Um descritivo monótono para falar de um evento poético de natureza lúdica.
Gosto de relacionar esse efeito com a arte e a cultura, um pequeno ponto quando acionado dispara ações que se contaminam, se movimentam, se alargam e seguem ampliando essa ação inicial. Um gesto decidido e planejado.
Essa energia de contaminar o entorno, no caso da arte e cultura, tem necessidades específicas para manter suas ondulações.
No lago, uma pedrinha afunda e dispara uma reação de círculos que dura um tempo e acaba. Se queremos que esse efeito permaneça, várias pedrinhas devem ser jogadas ou essa superfície permanecerá como um espelho refletindo Narciso se contemplando e se apaixonando pelo que vê. Fascinado e melancólico.
“É que Narciso acha feio o que não é espelho”.
Caravaggio e Caetano Veloso, 1597 e 1978, apresentaram seus Narcisos que tem origem na mitologia grega, grande símbolo da vaidade e insensibilidade. O termo chegou na psicologia, literatura, artes plásticas, música e nome de flor. Da palavra grega narke de entorpecido, como entorpecente, simboliza pura individualidade, nada além de si mesmo.
O Narciso contemporâneo está bastante conectado com as redes sociais, cultua a própria imagem e tem traços de cinismo em relação ao coletivo.

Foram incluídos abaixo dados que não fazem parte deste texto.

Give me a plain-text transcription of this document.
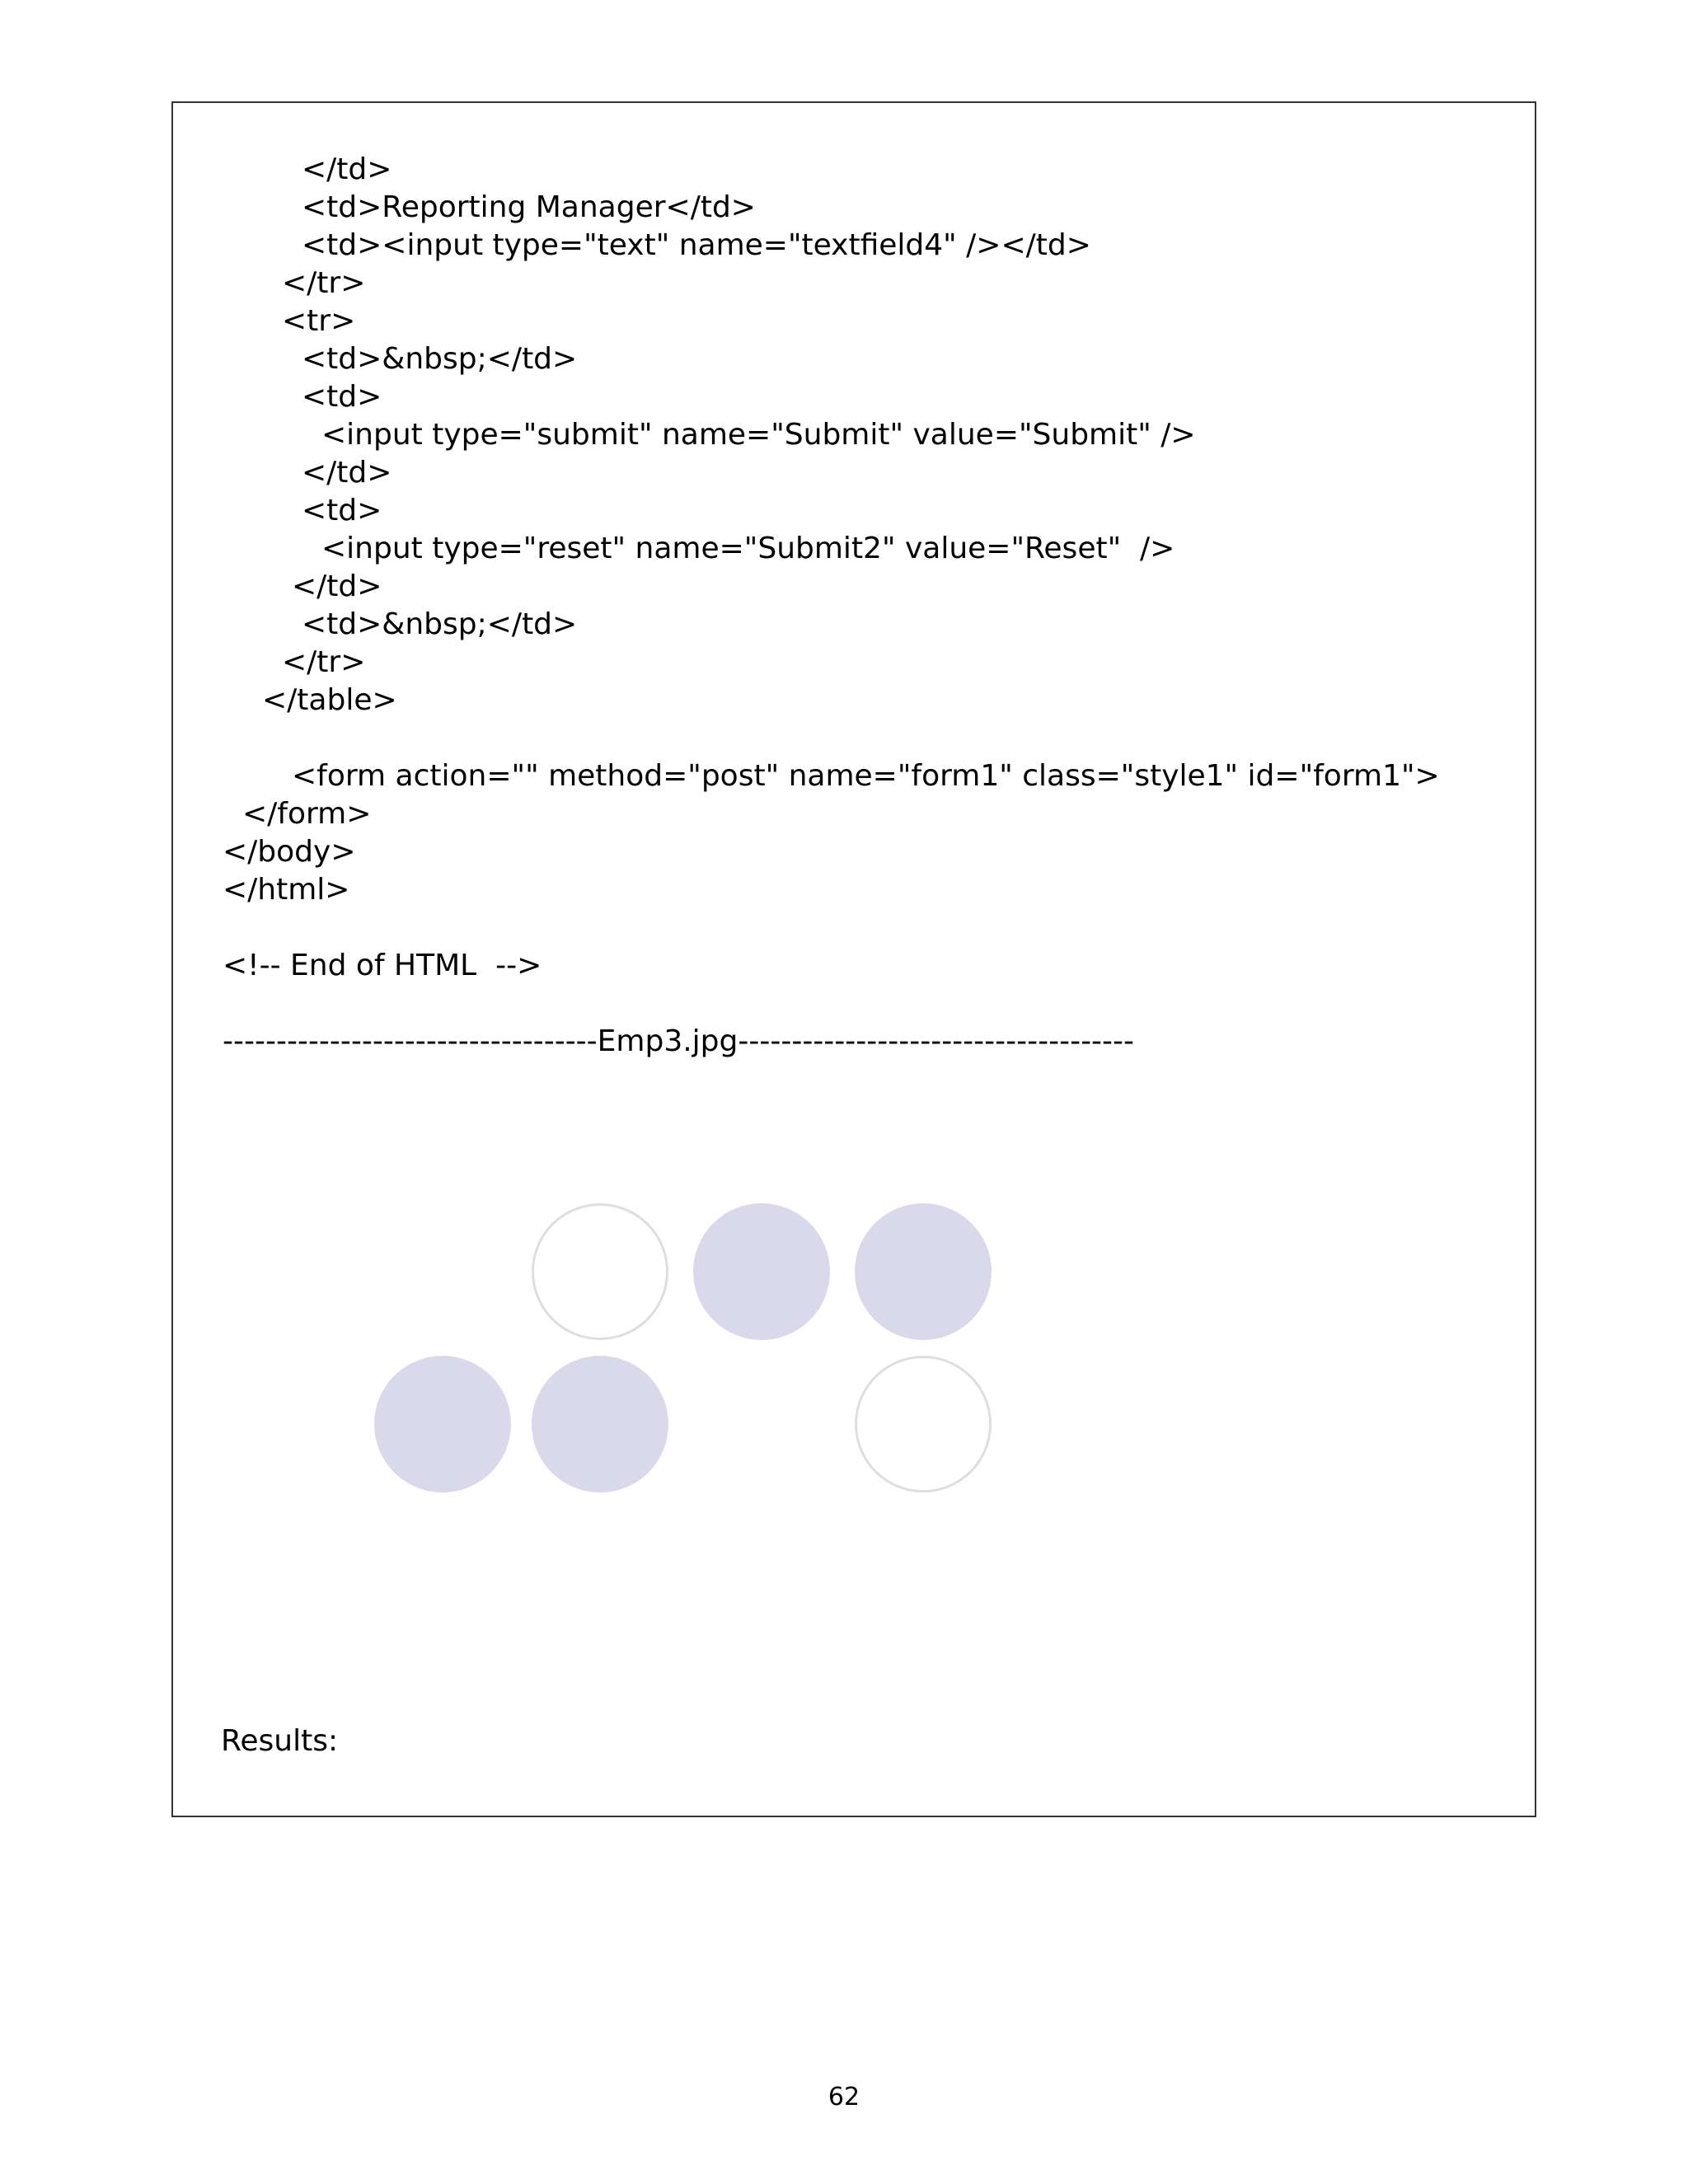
</td>
<td>Reporting Manager</td>
<td><input type="text" name="textfield4" /></td>
</tr>
<tr>
<td>&nbsp;</td>
<td>
<input type="submit" name="Submit" value="Submit" />
</td>
<td>
<input type="reset" name="Submit2" value="Reset"  />
</td>
<td>&nbsp;</td>
</tr>
</table>
<form action="" method="post" name="form1" class="style1" id="form1">
</form>
</body>
</html>
<!-- End of HTML  -->
-----------------------------------Emp3.jpg-------------------------------------
Results:
62
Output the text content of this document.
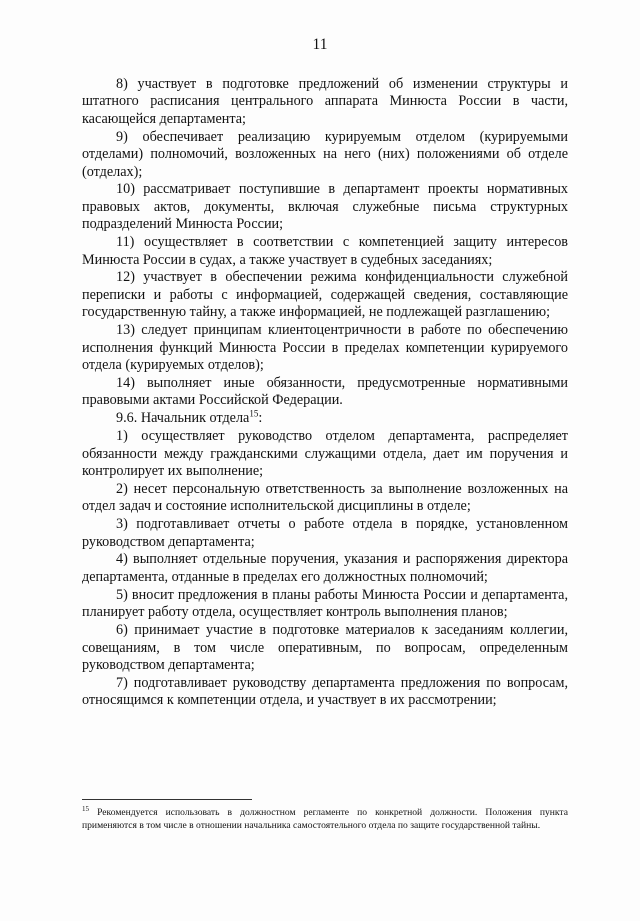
11

8) участвует в подготовке предложений об изменении структуры и штатного расписания центрального аппарата Минюста России в части, касающейся департамента;

9) обеспечивает реализацию курируемым отделом (курируемыми отделами) полномочий, возложенных на него (них) положениями об отделе (отделах);

10) рассматривает поступившие в департамент проекты нормативных правовых актов, документы, включая служебные письма структурных подразделений Минюста России;

11) осуществляет в соответствии с компетенцией защиту интересов Минюста России в судах, а также участвует в судебных заседаниях;

12) участвует в обеспечении режима конфиденциальности служебной переписки и работы с информацией, содержащей сведения, составляющие государственную тайну, а также информацией, не подлежащей разглашению;

13) следует принципам клиентоцентричности в работе по обеспечению исполнения функций Минюста России в пределах компетенции курируемого отдела (курируемых отделов);

14) выполняет иные обязанности, предусмотренные нормативными правовыми актами Российской Федерации.

9.6. Начальник отдела$^{15}$:

1) осуществляет руководство отделом департамента, распределяет обязанности между гражданскими служащими отдела, дает им поручения и контролирует их выполнение;

2) несет персональную ответственность за выполнение возложенных на отдел задач и состояние исполнительской дисциплины в отделе;

3) подготавливает отчеты о работе отдела в порядке, установленном руководством департамента;

4) выполняет отдельные поручения, указания и распоряжения директора департамента, отданные в пределах его должностных полномочий;

5) вносит предложения в планы работы Минюста России и департамента, планирует работу отдела, осуществляет контроль выполнения планов;

6) принимает участие в подготовке материалов к заседаниям коллегии, совещаниям, в том числе оперативным, по вопросам, определенным руководством департамента;

7) подготавливает руководству департамента предложения по вопросам, относящимся к компетенции отдела, и участвует в их рассмотрении;

$^{15}$ Рекомендуется использовать в должностном регламенте по конкретной должности. Положения пункта применяются в том числе в отношении начальника самостоятельного отдела по защите государственной тайны.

As pedrinhas são necessárias porque conseguem quebrar a imagem narcísica.
É preciso fragmentar seu reflexo para a vaidade excessiva entrar em crise e deixar respirar a criatividade que já pulsa em todos os círculos e territórios.
Um gesto intencional estilhaça essa monotonia descortinando a riqueza de possibilidades a serem descobertas, acessadas, divulgadas e conectadas.
Outras características nocivas como arrogância, altivez e dificuldade de ouvir críticas são hoje peculiares dessas personas, traços de personalidade.
Cada momento histórico tem suas personagens repetitivas, óbvias e monótonas que atuam num processo maligno encapsulado na superfície do espelho, da água.
Na arte e cultura, gestos certeiros que disparam ondas favoráveis inesperadas e surpreendentes necessitam ter continuidade. Cada interrupção significa destruir o esforço ondulatório construído e toda contaminação favorável que ele gerou em outras camadas. Assim, perdem-se as ondulações, os entusiasmos vividos, os desejos de construção coletiva, os sonhos e os investimentos.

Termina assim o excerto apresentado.